ADA JOKOWI DAN OLIGARKI DI BALIK GESER 4 PULAU ACEH? PEMBUSUKAN PRABOWO, LAGI?
Kamis, 12 Juni 2025
Faktakini.info
ADA JOKOWI DAN OLIGARKI DI BALIK GESER 4 PULAU ACEH? PEMBUSUKAN PRABOWO, LAGI?
Oleh Edy Mulyadi, Wartawan Senior
Tak ada hujan angin, tanpa babibu, tiba-tiba Mendagri Tito Karnavian meneken SK. Isinya; pemindahan empat pulau dari Aceh Singkil ke wilayah administrasi Sumatera Utara. Publik terhenyak. Rakyat Aceh terhentak.
Ini bukan sekadar soal batas wilayah. Ini adalah alarm bahaya. Bakal terjadi konflik horizontal pun bisa membayang. Apakah ini bagian dari upaya pembusukan pemerintahan Prabowo dari dalam oleh sisa-sisa kekuatan lama?
Di luar soal potensi konflik, kita bisa membaca ada motif bisnis rakus di balik manuver ini. Polanya cukup jelas. Sangat khas oligarki: pelintiran regulasi dan justifikasi administratif. Diikuti dengan manuver penguasaan sumber daya atas nama pembangunan.
Sedikitnya ada lima hal yang patut dicurigai ada motif bisnis dari gaduh Permendagri Tito ini. Pertama, potensi Sumber Daya Alam yang Tinggi. Empat pulau ini tidak kosong. Mereka menyimpan potensi laut, tambang, dan pariwisata luar biasa. Begitu wilayah ini resmi berada di bawah kendali Sumatera Utara, jalan untuk eksploitasi akan terbuka lebar. Tak perlu berhadapan dengan Aceh yang punya kekhususan dalam pengelolaan sumber daya (dengan dasar MoU Helsinki dan UU Pemerintahan Aceh). Regulasi bisa dilonggarkan. Jalur perizinan dipercepat. Dan, keuntungan bisa langsung dinikmati pihak yang punya akses kekuasaan.
Kedua, Bobby Nasution adalah Gubernur Sumatera Utara.
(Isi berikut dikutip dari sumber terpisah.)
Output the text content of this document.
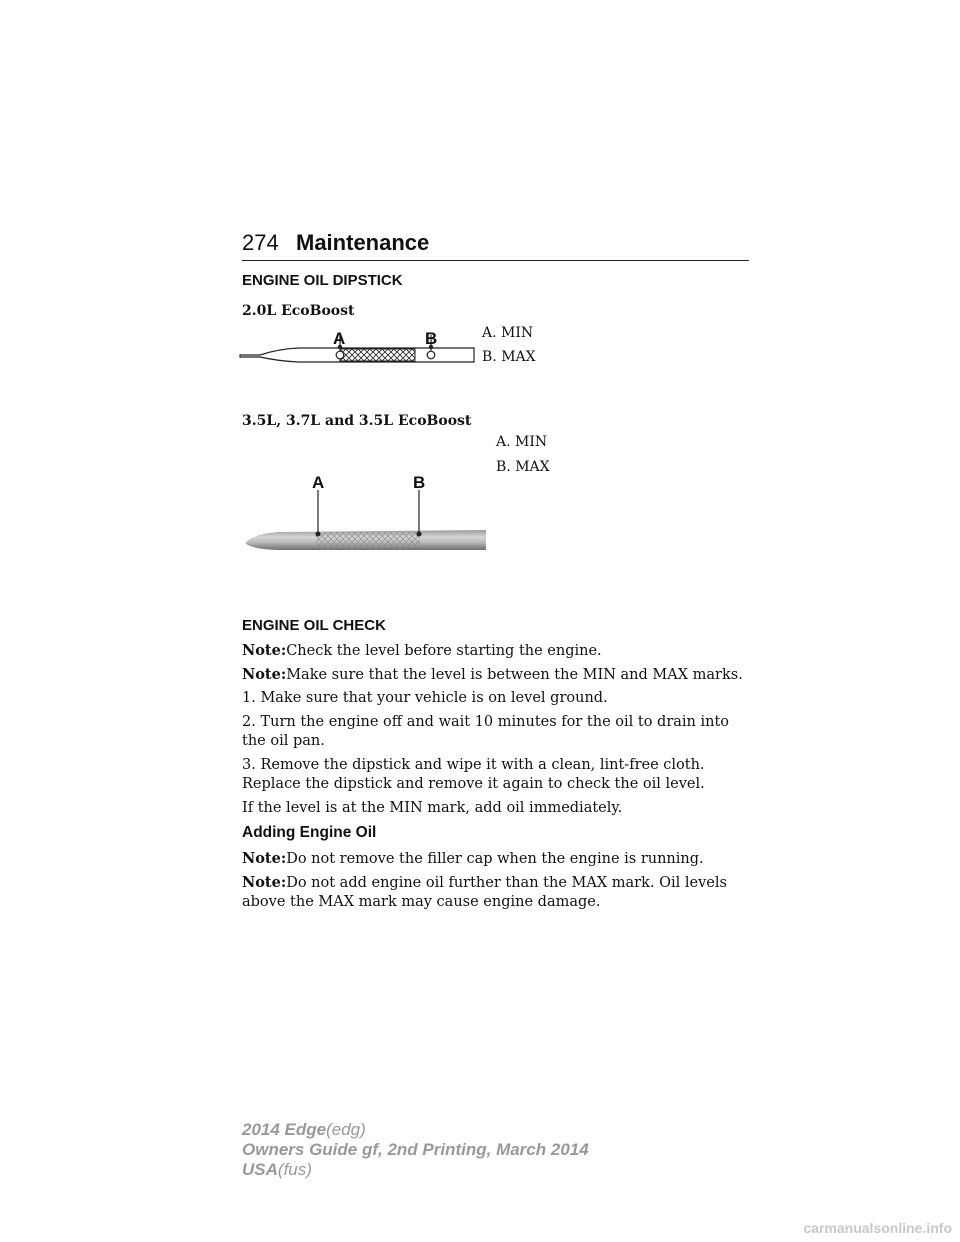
274 Maintenance
ENGINE OIL DIPSTICK
2.0L EcoBoost
A. MIN
B. MAX
A	B
3.5L, 3.7L and 3.5L EcoBoost
A. MIN
B. MAX
A	B
ENGINE OIL CHECK
Note:Check the level before starting the engine.
Note:Make sure that the level is between the MIN and MAX marks.
1. Make sure that your vehicle is on level ground.
2. Turn the engine off and wait 10 minutes for the oil to drain into the oil pan.
3. Remove the dipstick and wipe it with a clean, lint-free cloth. Replace the dipstick and remove it again to check the oil level.
If the level is at the MIN mark, add oil immediately.
Adding Engine Oil
Note:Do not remove the filler cap when the engine is running.
Note:Do not add engine oil further than the MAX mark. Oil levels above the MAX mark may cause engine damage.
2014 Edge(edg)
Owners Guide gf, 2nd Printing, March 2014
USA(fus)
carmanualsonline.info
Lebih dari itu, dia adalah menantu Jokowi. Selama 10 tahun kekuasaannya, Jokowi menjadikan proyek atas nama hilirisasi sebagai ladang kekayaan. Jika empat pulau itu resmi menjadi bagian Sumut, Bobby akan memiliki kendali langsung atas proyek-proyek strategis yang menyusul. Tambang, pelabuhan, kawasan industri, hingga pariwisata eksklusif. Dinasti politik Jokowi dan atau mitra oligarkinya bisa dapat lahan baru untuk bermain.
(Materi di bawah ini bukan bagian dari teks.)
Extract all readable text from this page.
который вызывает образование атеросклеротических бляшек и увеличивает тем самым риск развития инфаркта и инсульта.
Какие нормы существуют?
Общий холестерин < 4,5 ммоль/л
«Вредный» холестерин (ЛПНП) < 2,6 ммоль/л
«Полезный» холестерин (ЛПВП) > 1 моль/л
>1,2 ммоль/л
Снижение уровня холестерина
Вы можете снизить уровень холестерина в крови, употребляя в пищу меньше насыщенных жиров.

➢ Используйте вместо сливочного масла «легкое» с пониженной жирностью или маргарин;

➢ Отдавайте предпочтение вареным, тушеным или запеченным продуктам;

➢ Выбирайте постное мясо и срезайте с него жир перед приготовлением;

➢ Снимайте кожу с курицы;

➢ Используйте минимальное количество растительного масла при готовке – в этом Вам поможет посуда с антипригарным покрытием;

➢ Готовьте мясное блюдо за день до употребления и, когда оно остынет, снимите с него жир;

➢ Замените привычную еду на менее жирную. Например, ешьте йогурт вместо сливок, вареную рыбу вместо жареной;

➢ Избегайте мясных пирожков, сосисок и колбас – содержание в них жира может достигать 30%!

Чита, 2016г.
Ketiga, sebagai Mendagri mustahil Tito tidak tahu Aceh memiliki status daerah istimewa. Jika itu tetap dilakukan, kuat diduga ini bukan lagi persoalan teknis administratif. Ini keputusan politis. Dan karena Tito adalah loyalis Jokowi, sangat masuk akal jika publik menduga ini bagian dari skenario tersembunyi. Menyulut kegaduhan dan memancing resistensi rakyat. Ujung-ujungnya merusak legitimasi pemerintahan baru di bawah Prabowo.
Keempat, proses pemindahan dilakukan tanpa konsultasi dengan rakyat Aceh. Tanpa pelibatan DPRA. Tak ada sosialisasi terbuka. Jelas ini agenda sepihak. Siapa yang diuntungkan? Pasti bukan rakyat. Tapi elite yang lebih dulu tahu. Lebih dulu siap. Lebih dulu menanam modal. Siapa lagi kalau bukan oligarki yang duitnya memang tak berseri?
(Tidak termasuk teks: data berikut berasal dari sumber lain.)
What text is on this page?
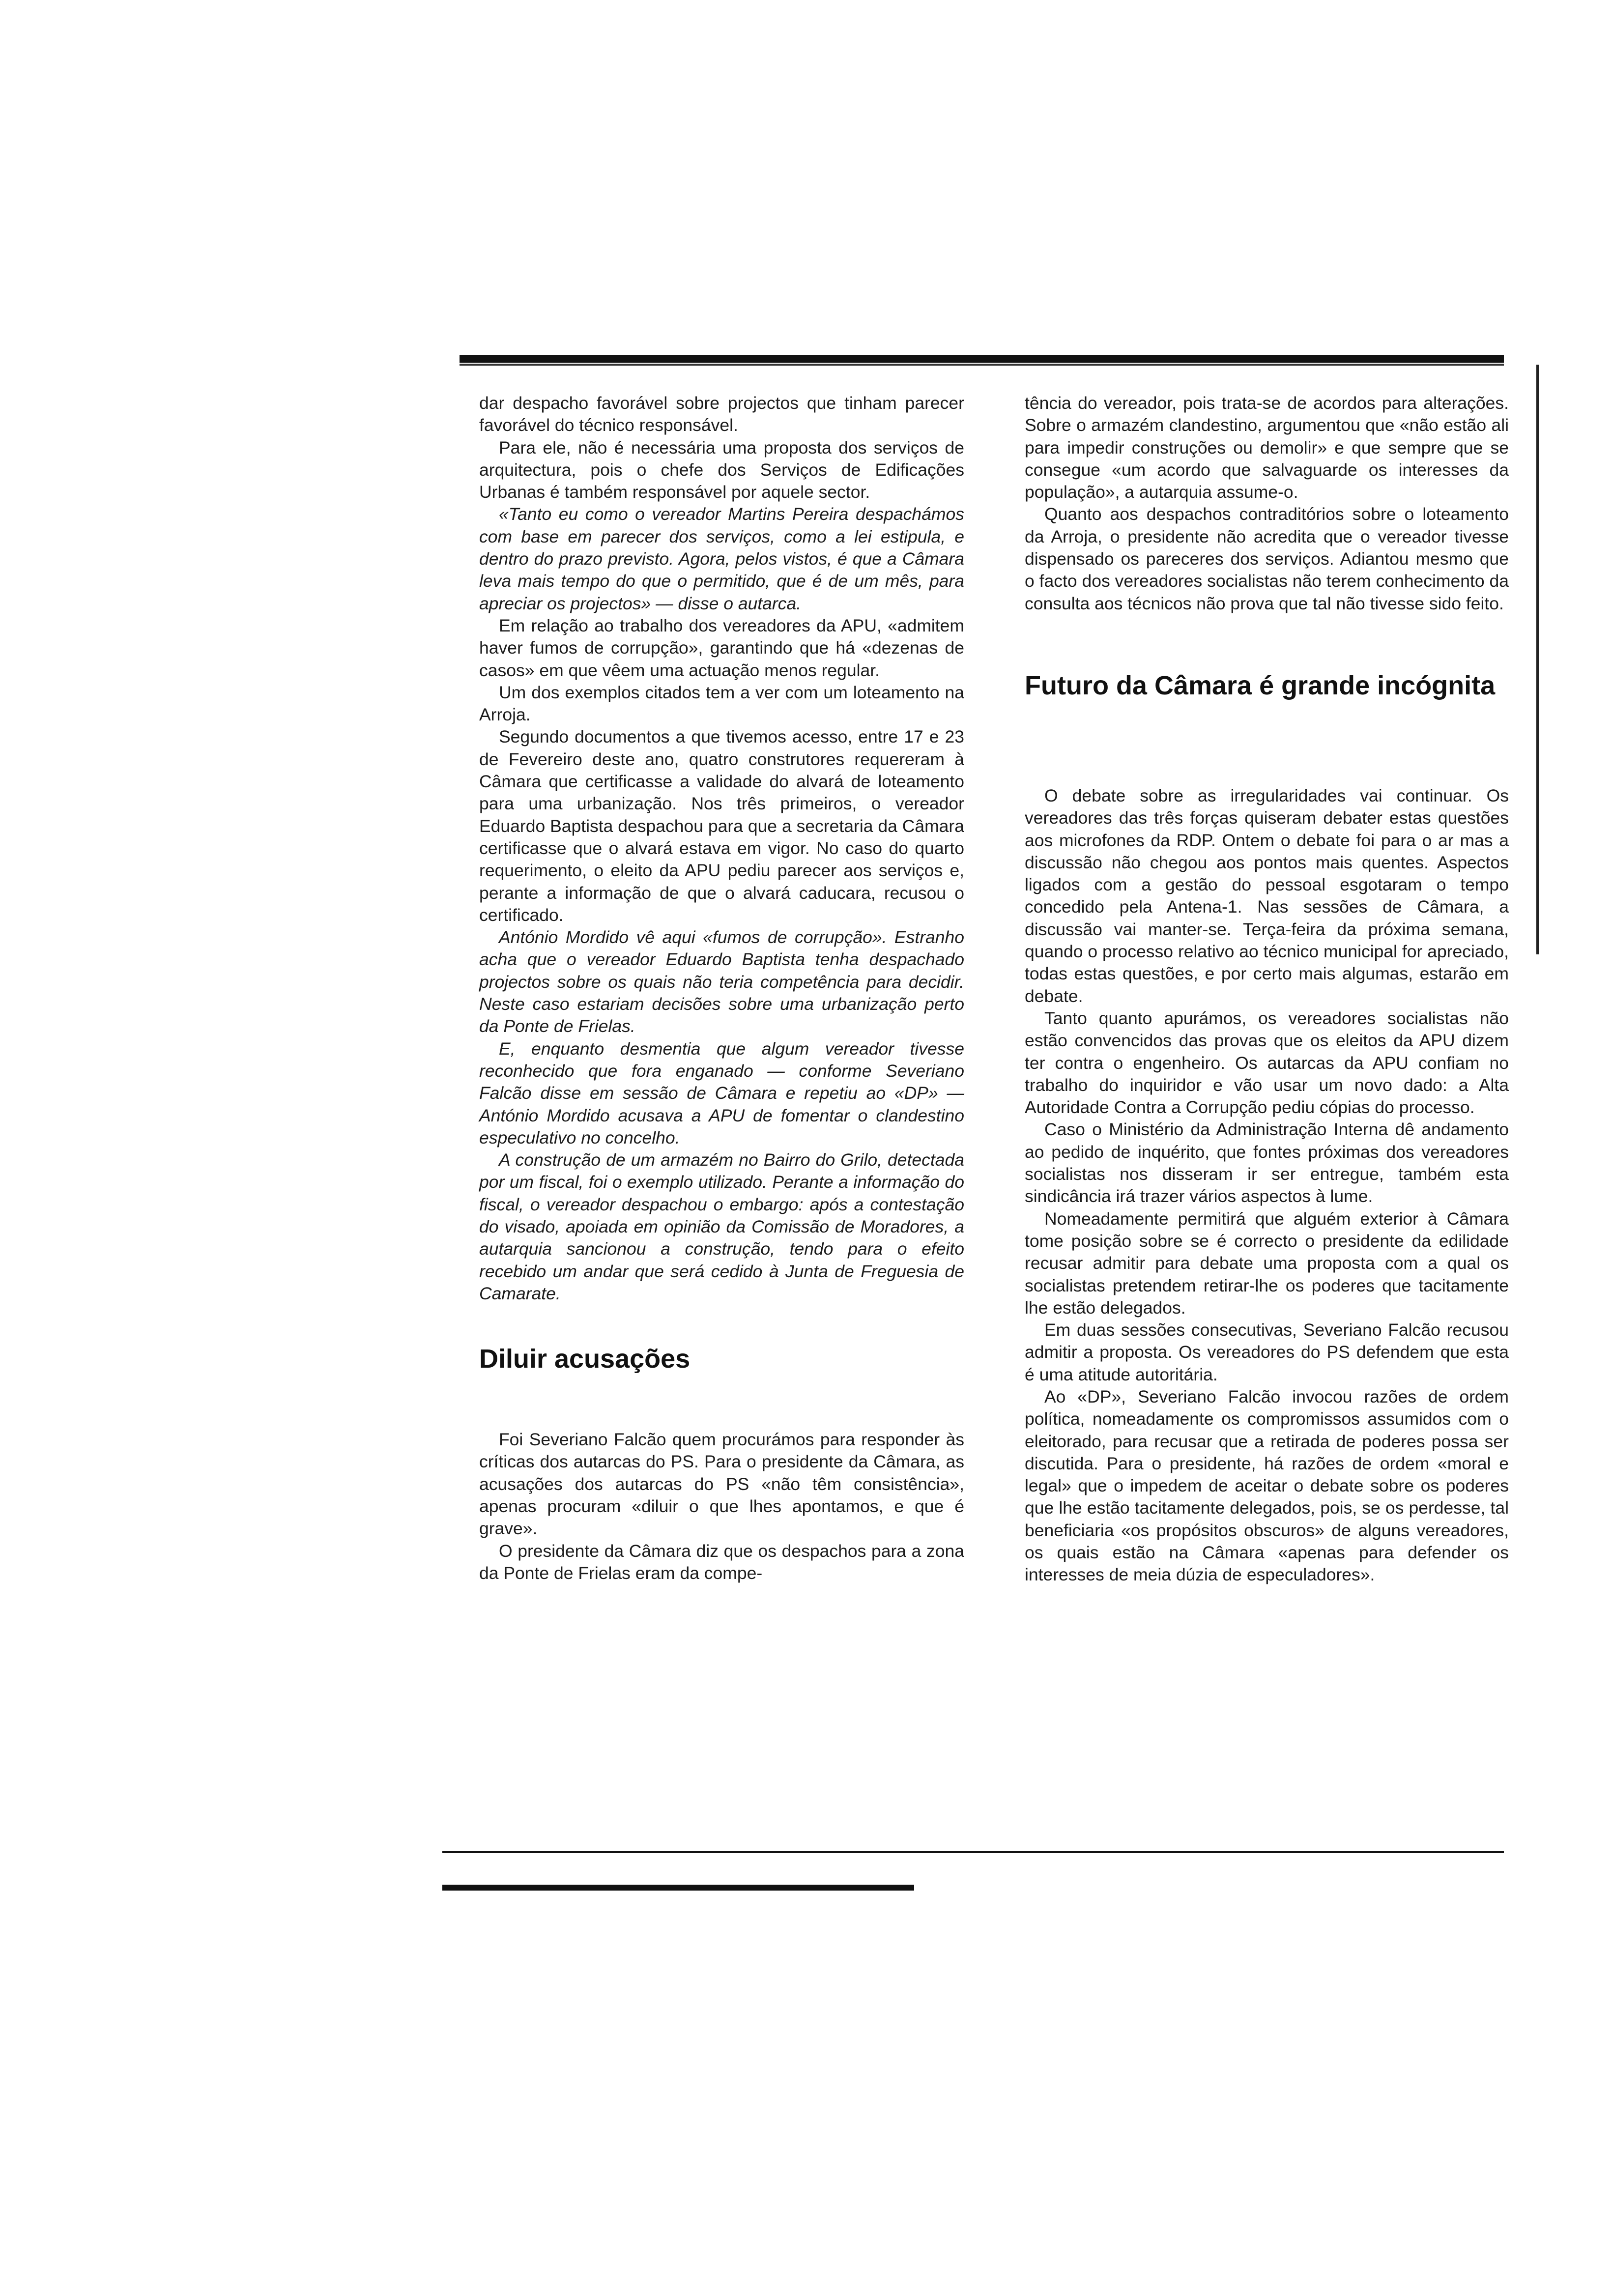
dar despacho favorável sobre projectos que tinham parecer favorável do técnico responsável.

Para ele, não é necessária uma proposta dos serviços de arquitectura, pois o chefe dos Serviços de Edificações Urbanas é também responsável por aquele sector.

«Tanto eu como o vereador Martins Pereira despachámos com base em parecer dos serviços, como a lei estipula, e dentro do prazo previsto. Agora, pelos vistos, é que a Câmara leva mais tempo do que o permitido, que é de um mês, para apreciar os projectos» — disse o autarca.

Em relação ao trabalho dos vereadores da APU, «admitem haver fumos de corrupção», garantindo que há «dezenas de casos» em que vêem uma actuação menos regular.

Um dos exemplos citados tem a ver com um loteamento na Arroja.

Segundo documentos a que tivemos acesso, entre 17 e 23 de Fevereiro deste ano, quatro construtores requereram à Câmara que certificasse a validade do alvará de loteamento para uma urbanização. Nos três primeiros, o vereador Eduardo Baptista despachou para que a secretaria da Câmara certificasse que o alvará estava em vigor. No caso do quarto requerimento, o eleito da APU pediu parecer aos serviços e, perante a informação de que o alvará caducara, recusou o certificado.

António Mordido vê aqui «fumos de corrupção». Estranho acha que o vereador Eduardo Baptista tenha despachado projectos sobre os quais não teria competência para decidir. Neste caso estariam decisões sobre uma urbanização perto da Ponte de Frielas.

E, enquanto desmentia que algum vereador tivesse reconhecido que fora enganado — conforme Severiano Falcão disse em sessão de Câmara e repetiu ao «DP» — António Mordido acusava a APU de fomentar o clandestino especulativo no concelho.

A construção de um armazém no Bairro do Grilo, detectada por um fiscal, foi o exemplo utilizado. Perante a informação do fiscal, o vereador despachou o embargo: após a contestação do visado, apoiada em opinião da Comissão de Moradores, a autarquia sancionou a construção, tendo para o efeito recebido um andar que será cedido à Junta de Freguesia de Camarate.

Diluir acusações

Foi Severiano Falcão quem procurámos para responder às críticas dos autarcas do PS. Para o presidente da Câmara, as acusações dos autarcas do PS «não têm consistência», apenas procuram «diluir o que lhes apontamos, e que é grave».

O presidente da Câmara diz que os despachos para a zona da Ponte de Frielas eram da compe-

tência do vereador, pois trata-se de acordos para alterações. Sobre o armazém clandestino, argumentou que «não estão ali para impedir construções ou demolir» e que sempre que se consegue «um acordo que salvaguarde os interesses da população», a autarquia assume-o.

Quanto aos despachos contraditórios sobre o loteamento da Arroja, o presidente não acredita que o vereador tivesse dispensado os pareceres dos serviços. Adiantou mesmo que o facto dos vereadores socialistas não terem conhecimento da consulta aos técnicos não prova que tal não tivesse sido feito.

Futuro da Câmara é grande incógnita

O debate sobre as irregularidades vai continuar. Os vereadores das três forças quiseram debater estas questões aos microfones da RDP. Ontem o debate foi para o ar mas a discussão não chegou aos pontos mais quentes. Aspectos ligados com a gestão do pessoal esgotaram o tempo concedido pela Antena-1. Nas sessões de Câmara, a discussão vai manter-se. Terça-feira da próxima semana, quando o processo relativo ao técnico municipal for apreciado, todas estas questões, e por certo mais algumas, estarão em debate.

Tanto quanto apurámos, os vereadores socialistas não estão convencidos das provas que os eleitos da APU dizem ter contra o engenheiro. Os autarcas da APU confiam no trabalho do inquiridor e vão usar um novo dado: a Alta Autoridade Contra a Corrupção pediu cópias do processo.

Caso o Ministério da Administração Interna dê andamento ao pedido de inquérito, que fontes próximas dos vereadores socialistas nos disseram ir ser entregue, também esta sindicância irá trazer vários aspectos à lume.

Nomeadamente permitirá que alguém exterior à Câmara tome posição sobre se é correcto o presidente da edilidade recusar admitir para debate uma proposta com a qual os socialistas pretendem retirar-lhe os poderes que tacitamente lhe estão delegados.

Em duas sessões consecutivas, Severiano Falcão recusou admitir a proposta. Os vereadores do PS defendem que esta é uma atitude autoritária.

Ao «DP», Severiano Falcão invocou razões de ordem política, nomeadamente os compromissos assumidos com o eleitorado, para recusar que a retirada de poderes possa ser discutida. Para o presidente, há razões de ordem «moral e legal» que o impedem de aceitar o debate sobre os poderes que lhe estão tacitamente delegados, pois, se os perdesse, tal beneficiaria «os propósitos obscuros» de alguns vereadores, os quais estão na Câmara «apenas para defender os interesses de meia dúzia de especuladores».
Kelima, ada pola lama: Negara digunakan untuk kepentingan keluarga. Kasus ini mengingatkan kita pada Rempang, Wadas, Konawe, Morowali, Maluku Utara, hingga IKN. Wilayah publik dialihkan ke tangan elite lewat jalur negara. Selalu atas nama pembangunan. Selalu dengan dalih nasionalisme. Dan selalu berakhir pada kerugian dan menderitanya rakyat.
Kalau empat pulau ini dipindahkan ke Sumut, ada potensi rakyat Aceh melawan. Jika ini terjadi, maka Jokowi dan para loyalisnya harus bertanggung jawab atas konflik yang mereka ciptakakan. Di sinilah bahayanya. Tindakan Tito bisa memicu kemarahan rakyat Aceh, yang merasa wilayahnya dirampas. Konflik bisa terjadi antara rakyat Aceh dan aparat. Bukan mustahil bisa melebar jadi konflik horizontal antarwarga.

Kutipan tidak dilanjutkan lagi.